Les nœuds nerveux et les plexus entourant le tronc coeliaque et l'artère mésentérique supérieure sont les plus significatifs en termes de concentration des cellules tumorales des canaux pancréatiques. Il est prouvé qu'ils provoquent une récidive du cancer après l'élimination de tout ou partie du corps. Ce processus explique l'impossibilité d'un nettoyage complet du corps après une intervention chirurgicale.
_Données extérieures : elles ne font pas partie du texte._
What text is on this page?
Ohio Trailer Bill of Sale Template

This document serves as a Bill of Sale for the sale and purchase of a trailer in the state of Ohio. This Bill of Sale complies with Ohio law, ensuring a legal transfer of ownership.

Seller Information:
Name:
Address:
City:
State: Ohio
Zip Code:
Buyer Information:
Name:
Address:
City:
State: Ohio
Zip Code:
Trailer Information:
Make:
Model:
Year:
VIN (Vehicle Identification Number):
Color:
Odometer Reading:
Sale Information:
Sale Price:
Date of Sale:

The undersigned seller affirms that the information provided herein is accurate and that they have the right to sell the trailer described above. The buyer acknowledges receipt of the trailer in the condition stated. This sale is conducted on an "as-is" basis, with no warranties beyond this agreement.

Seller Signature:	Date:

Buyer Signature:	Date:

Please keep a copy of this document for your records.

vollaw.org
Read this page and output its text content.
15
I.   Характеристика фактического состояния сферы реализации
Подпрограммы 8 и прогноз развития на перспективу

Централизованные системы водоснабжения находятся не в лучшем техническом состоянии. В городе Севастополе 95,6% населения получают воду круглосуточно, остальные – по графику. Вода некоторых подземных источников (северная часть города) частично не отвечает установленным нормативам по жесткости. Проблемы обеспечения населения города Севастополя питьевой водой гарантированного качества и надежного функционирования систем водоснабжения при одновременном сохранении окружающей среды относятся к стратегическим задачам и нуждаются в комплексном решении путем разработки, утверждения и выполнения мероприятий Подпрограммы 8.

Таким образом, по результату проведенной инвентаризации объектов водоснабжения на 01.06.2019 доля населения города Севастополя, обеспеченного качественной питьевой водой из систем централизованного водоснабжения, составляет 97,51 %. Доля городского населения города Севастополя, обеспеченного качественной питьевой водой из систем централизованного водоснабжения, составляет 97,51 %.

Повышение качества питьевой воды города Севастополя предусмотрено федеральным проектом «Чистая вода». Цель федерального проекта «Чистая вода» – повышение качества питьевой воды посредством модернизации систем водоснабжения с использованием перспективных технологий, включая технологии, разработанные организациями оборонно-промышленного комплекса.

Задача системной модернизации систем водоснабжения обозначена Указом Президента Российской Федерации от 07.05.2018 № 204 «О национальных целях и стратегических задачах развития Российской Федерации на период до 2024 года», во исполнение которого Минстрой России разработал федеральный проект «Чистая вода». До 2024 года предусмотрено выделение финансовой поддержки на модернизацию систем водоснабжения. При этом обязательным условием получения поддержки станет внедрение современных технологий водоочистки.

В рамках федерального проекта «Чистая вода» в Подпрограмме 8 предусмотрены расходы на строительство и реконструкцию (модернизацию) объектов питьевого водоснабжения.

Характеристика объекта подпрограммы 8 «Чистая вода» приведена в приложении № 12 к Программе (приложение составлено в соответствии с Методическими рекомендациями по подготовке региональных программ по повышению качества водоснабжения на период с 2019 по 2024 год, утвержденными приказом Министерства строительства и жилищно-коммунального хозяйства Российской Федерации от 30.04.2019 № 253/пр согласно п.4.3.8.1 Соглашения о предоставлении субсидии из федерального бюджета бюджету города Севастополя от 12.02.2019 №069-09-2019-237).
Caractéristiques histologiques

L'adénocarcinome canalaire est constitué de cellules glandulaires imitant les structures normales. Ils germent dans le parenchyme de l'organe. Selon le degré de différences émises:

  1. Tumeur très différenciée - forme des structures glandulaires pathologiques, les canaux changent et prennent une forme irrégulière, la direction est chaotique. Cette variante de la tumeur est appelée "grand débit". Les cellules tumorales sont représentées par un épithélium monocouche de type cuboïde ou cylindrique, avec cytoplasme léger. Les noyaux des cellules sont arrondis, légèrement élargis, le stade de la mitose est rarement détecté. Dans les canaux interlobulaires, l'épithélium normal est remplacé par un épithélium cylindrique. Les cellules tumorales se trouvent dans les vaisseaux sanguins, les voies biliaires principales, la papille de Vater et le corps du duodénum.
  2. Type modérément différencié - caractérisé par la présence de nombreuses petites glandes tubulaires avec des conduits. Les noyaux dans les cellules tumorales ont des tailles différentes, le nombre de mitoses est augmenté. Des structures glandulaires défectueuses sont détectées aux limites de la tumeur.
  3. Type faiblement différencié - contient de nombreuses glandes défectueuses de petite taille, il existe des couches entières et des foyers de cellules avec des noyaux de formes variées, il n’ya pas de synthèse de mucine, la propagation se fait plus souvent par voie périneurale ou par les vaisseaux.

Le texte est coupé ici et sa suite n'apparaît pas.